Le praticien peut participer au diagnostic de certaines pathologies rénales par la reconnaissance de
leurs manifestations buccales.
Références
1. CORNEBISE C. Pathologie médicale et odontologie. Paris : Ed Masson 1986 ; 246.
2. ISMAILI Z, LAHLOU K, ENNIBI O.K, BENAMAR L, BENZARTI N. Prise en charge des patients
hémodialysées au cabinet dentaire. Espérance médicale 1997 ; 34(4) : 489-493
3. LESCLOUS P, MAMAN L. Pathologie néphrologie et odontologie. Le chirurgien-dentiste de
France 1993 ; 660 : 23-28.
4. MONTAGNAC R, DELAGNE J-M, SCHILLINGER D, SCHILINGER F.
Pathologie buccodentaire et sa prise en charge chez les insuffisants rénaux
chroniques. Néphrologie and thérapeutique 2006 ; 2 : 436-441.
5. PENNE G, MISSIKA P, GIRARD P. Médecine et chirurgie dentaire. Paris : CDP,
1988 :169-210.
6. ROCHE Y. Chirurgie dentaire et patients à risque. Paris, Flammarion MédecineScience, 1996 : 373-384.

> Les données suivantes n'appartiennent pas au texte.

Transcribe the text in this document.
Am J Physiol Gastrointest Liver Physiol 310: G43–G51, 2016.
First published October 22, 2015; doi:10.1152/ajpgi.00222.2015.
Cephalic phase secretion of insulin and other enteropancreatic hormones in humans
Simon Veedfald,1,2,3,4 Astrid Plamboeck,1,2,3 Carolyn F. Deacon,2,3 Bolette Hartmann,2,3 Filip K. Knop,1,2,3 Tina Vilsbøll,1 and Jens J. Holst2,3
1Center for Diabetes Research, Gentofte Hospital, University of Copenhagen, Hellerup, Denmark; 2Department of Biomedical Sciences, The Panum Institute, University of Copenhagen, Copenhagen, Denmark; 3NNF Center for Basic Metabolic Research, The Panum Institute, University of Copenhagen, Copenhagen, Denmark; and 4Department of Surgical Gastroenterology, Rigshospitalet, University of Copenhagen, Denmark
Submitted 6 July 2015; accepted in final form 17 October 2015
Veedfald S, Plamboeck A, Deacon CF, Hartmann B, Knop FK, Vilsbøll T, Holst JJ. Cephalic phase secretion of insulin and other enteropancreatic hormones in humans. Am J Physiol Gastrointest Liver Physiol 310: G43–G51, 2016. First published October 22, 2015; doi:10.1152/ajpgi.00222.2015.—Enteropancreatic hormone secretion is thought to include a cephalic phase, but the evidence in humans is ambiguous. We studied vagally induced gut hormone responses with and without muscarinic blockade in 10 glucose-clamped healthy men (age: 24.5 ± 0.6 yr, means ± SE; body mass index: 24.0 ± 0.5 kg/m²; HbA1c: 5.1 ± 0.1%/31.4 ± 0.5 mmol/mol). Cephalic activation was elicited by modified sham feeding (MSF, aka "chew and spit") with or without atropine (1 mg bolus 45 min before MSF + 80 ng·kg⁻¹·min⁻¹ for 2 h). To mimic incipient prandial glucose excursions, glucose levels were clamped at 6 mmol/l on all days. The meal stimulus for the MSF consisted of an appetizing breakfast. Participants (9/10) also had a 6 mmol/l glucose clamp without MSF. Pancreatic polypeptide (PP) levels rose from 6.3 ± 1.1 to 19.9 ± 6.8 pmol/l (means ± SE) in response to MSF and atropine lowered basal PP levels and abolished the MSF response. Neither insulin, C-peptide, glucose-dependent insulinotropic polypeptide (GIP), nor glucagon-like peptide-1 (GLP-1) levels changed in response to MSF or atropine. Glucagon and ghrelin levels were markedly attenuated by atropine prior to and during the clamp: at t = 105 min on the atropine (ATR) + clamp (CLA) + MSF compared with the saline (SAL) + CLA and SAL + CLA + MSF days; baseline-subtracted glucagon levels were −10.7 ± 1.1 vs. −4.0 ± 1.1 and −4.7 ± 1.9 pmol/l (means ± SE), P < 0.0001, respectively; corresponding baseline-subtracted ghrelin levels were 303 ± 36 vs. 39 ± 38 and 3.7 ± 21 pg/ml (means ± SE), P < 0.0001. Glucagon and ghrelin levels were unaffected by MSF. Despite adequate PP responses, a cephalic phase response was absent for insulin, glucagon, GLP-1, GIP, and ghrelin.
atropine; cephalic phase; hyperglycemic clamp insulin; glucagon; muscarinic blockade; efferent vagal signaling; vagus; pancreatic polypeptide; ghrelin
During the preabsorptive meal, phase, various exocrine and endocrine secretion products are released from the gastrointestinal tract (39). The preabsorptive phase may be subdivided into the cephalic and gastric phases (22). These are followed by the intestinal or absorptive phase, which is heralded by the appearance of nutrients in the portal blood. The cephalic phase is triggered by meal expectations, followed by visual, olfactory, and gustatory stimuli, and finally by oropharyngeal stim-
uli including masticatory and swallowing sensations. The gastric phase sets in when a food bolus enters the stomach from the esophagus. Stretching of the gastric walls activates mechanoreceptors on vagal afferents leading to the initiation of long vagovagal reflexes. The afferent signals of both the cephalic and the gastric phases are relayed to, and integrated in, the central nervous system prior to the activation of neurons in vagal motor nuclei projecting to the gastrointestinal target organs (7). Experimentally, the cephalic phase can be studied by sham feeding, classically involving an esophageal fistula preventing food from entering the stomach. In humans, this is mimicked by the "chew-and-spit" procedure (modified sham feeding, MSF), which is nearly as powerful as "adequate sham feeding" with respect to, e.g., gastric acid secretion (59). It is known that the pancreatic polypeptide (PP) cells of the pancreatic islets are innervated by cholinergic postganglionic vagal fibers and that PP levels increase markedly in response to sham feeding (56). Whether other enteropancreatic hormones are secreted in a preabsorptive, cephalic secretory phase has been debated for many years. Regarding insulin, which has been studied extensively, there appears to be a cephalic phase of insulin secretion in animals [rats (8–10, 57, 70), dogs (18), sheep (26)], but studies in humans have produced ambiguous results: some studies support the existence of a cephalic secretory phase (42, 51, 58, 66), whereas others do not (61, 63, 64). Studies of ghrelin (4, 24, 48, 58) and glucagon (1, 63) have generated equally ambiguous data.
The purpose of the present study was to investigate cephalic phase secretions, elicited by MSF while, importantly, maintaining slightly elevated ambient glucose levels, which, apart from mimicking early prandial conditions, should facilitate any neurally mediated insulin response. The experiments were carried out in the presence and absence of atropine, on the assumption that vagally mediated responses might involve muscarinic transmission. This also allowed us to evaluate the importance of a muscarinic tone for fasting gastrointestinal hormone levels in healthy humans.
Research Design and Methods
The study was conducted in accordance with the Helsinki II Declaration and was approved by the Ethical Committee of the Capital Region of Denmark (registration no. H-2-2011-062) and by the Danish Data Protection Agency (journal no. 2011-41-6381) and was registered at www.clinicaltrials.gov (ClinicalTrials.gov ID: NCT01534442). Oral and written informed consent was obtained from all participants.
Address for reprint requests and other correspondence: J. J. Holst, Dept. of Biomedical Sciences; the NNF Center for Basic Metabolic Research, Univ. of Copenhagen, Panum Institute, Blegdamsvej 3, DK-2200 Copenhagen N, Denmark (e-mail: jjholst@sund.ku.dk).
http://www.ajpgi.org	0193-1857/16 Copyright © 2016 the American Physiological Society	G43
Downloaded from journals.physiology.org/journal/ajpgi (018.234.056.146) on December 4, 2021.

7. ZICARDI V, SAINI J, DEMAS P, BRAUN T. Management of the oral and
maxillofacial surgery patient with end-stage renal disease. J. Oral Maxillofac. Surg.
1992 (50): 1207-1212.
Liste des figures:
Figure1: fistule artério-veineuse
Figure2: vue endobuccale: parodontite chronique avec mobilité et une accentuation des
dépôts tartriques
Figure3 et 4: pâleur cutanée (anémie) et atrophie de la muqueuse buccale
Figure 5: vue endobuccale: macroglossie
Figure6: vue endobuccale: sécheresse buccale associée à un goût métallique
Abstract:
Any renal dysfunction imposes precautions from the odontologist. He should not be limited
to avoiding the prescription of the nephrotoxic drugs, but he can also prevent some renal
infections of oral origin like the acute glomerulonephritis that can lead to an irreversible
deterioration of the renal function, especially that the renal failures have many oral
demonstrations. Moreover, the methods of substitution of the failing kidneys, to which any
odontologist can be confronted one day, impose taking a rigorous and particular action.